Thursday, June 1, 2017

Wrapped fish fillet bake

I have decided that Wednesday night is seafood night. Quick to cook, and I buy fresh from Paddy’s Markets, along with the veggies, and eat with the boys that night. Here is episode one.

The sauce

  • 2 tablespoons light soy sauce
  • 2 tablespoons chopped shallots
  • 1 tablespoon each rice wine, rice vinegar, lemon juice, grated ginger, crushed dried lemon myrtle leaves, peanut oil
  • 1 teaspoon chopped coriander root
  • 1 teaspoon palm sugar
  • 1 pinch white pepper

The fish

  • 1 kg ling fillets cut into large pieces
  • .5 lemon, thickly sliced
  • 4 tablespoons peanut oil
  • About a handful of halved cherry tomatoes
  • Greaseproof paper

Garnish

  • Handful of coriander leaves
  • .5 lemon thinly sliced

Method

Preheat oven to 200ÂșC

As always, take any refrigerated ingredients out into your kitchen to let them reach room temperature. Combine sauce ingredients in a small bowl and set aside.

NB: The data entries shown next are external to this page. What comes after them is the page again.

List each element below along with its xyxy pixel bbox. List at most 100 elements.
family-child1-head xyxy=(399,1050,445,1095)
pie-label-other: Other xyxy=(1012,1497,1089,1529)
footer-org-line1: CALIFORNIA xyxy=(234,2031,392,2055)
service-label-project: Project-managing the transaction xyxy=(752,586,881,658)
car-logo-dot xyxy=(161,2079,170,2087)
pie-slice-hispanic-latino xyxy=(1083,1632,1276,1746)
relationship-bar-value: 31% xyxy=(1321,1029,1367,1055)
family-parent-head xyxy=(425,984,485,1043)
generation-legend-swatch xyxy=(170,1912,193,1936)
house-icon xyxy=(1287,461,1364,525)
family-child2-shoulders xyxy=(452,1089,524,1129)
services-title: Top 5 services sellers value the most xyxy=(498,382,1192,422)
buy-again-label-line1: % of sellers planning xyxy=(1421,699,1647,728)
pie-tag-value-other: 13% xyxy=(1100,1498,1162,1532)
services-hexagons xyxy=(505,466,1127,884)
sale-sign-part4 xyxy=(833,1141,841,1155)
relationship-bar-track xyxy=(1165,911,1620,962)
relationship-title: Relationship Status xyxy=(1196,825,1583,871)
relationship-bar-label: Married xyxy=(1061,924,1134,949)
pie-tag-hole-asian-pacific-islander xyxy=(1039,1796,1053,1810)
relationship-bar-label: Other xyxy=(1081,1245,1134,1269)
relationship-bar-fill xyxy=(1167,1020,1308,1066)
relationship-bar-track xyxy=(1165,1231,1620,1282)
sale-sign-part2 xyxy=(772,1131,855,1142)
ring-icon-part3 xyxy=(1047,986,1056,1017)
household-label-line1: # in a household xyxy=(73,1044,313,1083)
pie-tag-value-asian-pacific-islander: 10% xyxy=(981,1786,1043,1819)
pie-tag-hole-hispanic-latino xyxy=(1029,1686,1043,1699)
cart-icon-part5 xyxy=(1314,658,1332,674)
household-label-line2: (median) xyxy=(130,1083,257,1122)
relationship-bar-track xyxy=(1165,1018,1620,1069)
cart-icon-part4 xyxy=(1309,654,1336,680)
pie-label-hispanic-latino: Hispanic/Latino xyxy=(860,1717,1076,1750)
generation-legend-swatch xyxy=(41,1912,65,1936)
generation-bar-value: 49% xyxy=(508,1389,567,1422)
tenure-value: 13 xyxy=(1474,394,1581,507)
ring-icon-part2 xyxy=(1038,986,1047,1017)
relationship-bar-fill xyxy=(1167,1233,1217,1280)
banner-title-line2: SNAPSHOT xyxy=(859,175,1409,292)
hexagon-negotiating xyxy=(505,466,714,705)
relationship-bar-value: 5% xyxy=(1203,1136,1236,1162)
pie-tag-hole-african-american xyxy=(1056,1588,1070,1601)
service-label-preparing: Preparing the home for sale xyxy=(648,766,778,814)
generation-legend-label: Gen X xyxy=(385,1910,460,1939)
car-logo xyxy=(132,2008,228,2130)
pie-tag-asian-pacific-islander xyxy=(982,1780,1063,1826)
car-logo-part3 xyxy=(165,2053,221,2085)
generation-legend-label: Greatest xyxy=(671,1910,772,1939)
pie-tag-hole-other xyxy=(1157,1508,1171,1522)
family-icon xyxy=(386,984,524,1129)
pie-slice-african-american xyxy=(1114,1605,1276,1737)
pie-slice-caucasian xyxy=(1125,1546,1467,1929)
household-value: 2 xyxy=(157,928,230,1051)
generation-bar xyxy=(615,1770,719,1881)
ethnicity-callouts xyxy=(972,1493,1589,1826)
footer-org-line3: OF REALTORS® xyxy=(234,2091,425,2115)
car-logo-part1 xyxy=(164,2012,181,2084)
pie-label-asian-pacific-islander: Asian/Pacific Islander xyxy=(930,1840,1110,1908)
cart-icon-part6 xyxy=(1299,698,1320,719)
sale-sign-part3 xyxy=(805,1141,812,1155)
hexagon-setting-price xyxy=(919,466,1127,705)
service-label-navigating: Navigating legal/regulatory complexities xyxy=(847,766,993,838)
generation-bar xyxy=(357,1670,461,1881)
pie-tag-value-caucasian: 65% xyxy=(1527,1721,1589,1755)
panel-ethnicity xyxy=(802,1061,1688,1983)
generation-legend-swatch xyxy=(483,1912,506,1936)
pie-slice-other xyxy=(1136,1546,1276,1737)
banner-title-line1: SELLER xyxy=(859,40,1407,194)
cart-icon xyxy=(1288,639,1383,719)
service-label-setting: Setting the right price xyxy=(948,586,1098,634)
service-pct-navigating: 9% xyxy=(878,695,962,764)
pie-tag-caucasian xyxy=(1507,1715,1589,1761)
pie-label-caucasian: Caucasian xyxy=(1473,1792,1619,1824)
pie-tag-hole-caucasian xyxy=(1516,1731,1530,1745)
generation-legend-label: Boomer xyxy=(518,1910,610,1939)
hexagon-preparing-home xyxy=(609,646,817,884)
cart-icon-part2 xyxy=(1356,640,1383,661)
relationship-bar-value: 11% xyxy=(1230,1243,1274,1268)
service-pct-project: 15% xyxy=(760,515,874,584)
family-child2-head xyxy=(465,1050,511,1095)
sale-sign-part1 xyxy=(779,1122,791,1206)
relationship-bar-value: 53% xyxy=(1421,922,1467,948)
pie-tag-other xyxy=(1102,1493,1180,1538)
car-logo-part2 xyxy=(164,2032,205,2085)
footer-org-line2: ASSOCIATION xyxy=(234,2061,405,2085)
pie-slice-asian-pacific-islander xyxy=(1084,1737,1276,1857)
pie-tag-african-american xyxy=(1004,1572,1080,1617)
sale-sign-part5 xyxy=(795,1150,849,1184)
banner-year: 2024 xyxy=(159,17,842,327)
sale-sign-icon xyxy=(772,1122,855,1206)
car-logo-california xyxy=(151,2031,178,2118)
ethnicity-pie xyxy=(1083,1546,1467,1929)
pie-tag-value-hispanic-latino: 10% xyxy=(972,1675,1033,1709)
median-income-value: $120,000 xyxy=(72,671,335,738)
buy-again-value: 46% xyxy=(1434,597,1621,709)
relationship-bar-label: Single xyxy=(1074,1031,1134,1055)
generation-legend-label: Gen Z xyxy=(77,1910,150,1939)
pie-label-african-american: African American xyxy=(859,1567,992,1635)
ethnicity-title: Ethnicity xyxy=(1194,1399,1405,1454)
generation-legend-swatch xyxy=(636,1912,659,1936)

Tear off pieces of grease proof paper big enough to easily wrap each piece of fish.

Heat the remaining peanut oil to a high heat. Brown the ling pieces in each side, one at a time - about a minute each side. You just want some brown and crispy patches.

Remove the fillets to a sheet of paper.

Brown the lemon slices on each side.

Add the lemon slices to the fish.

Add the sauce and fold the paper over, collecting the ends in a bunch almost like a bonbon.

Place on a baking try and put into the oven for 10 minutes.

Serve with rice and steamed vegetables.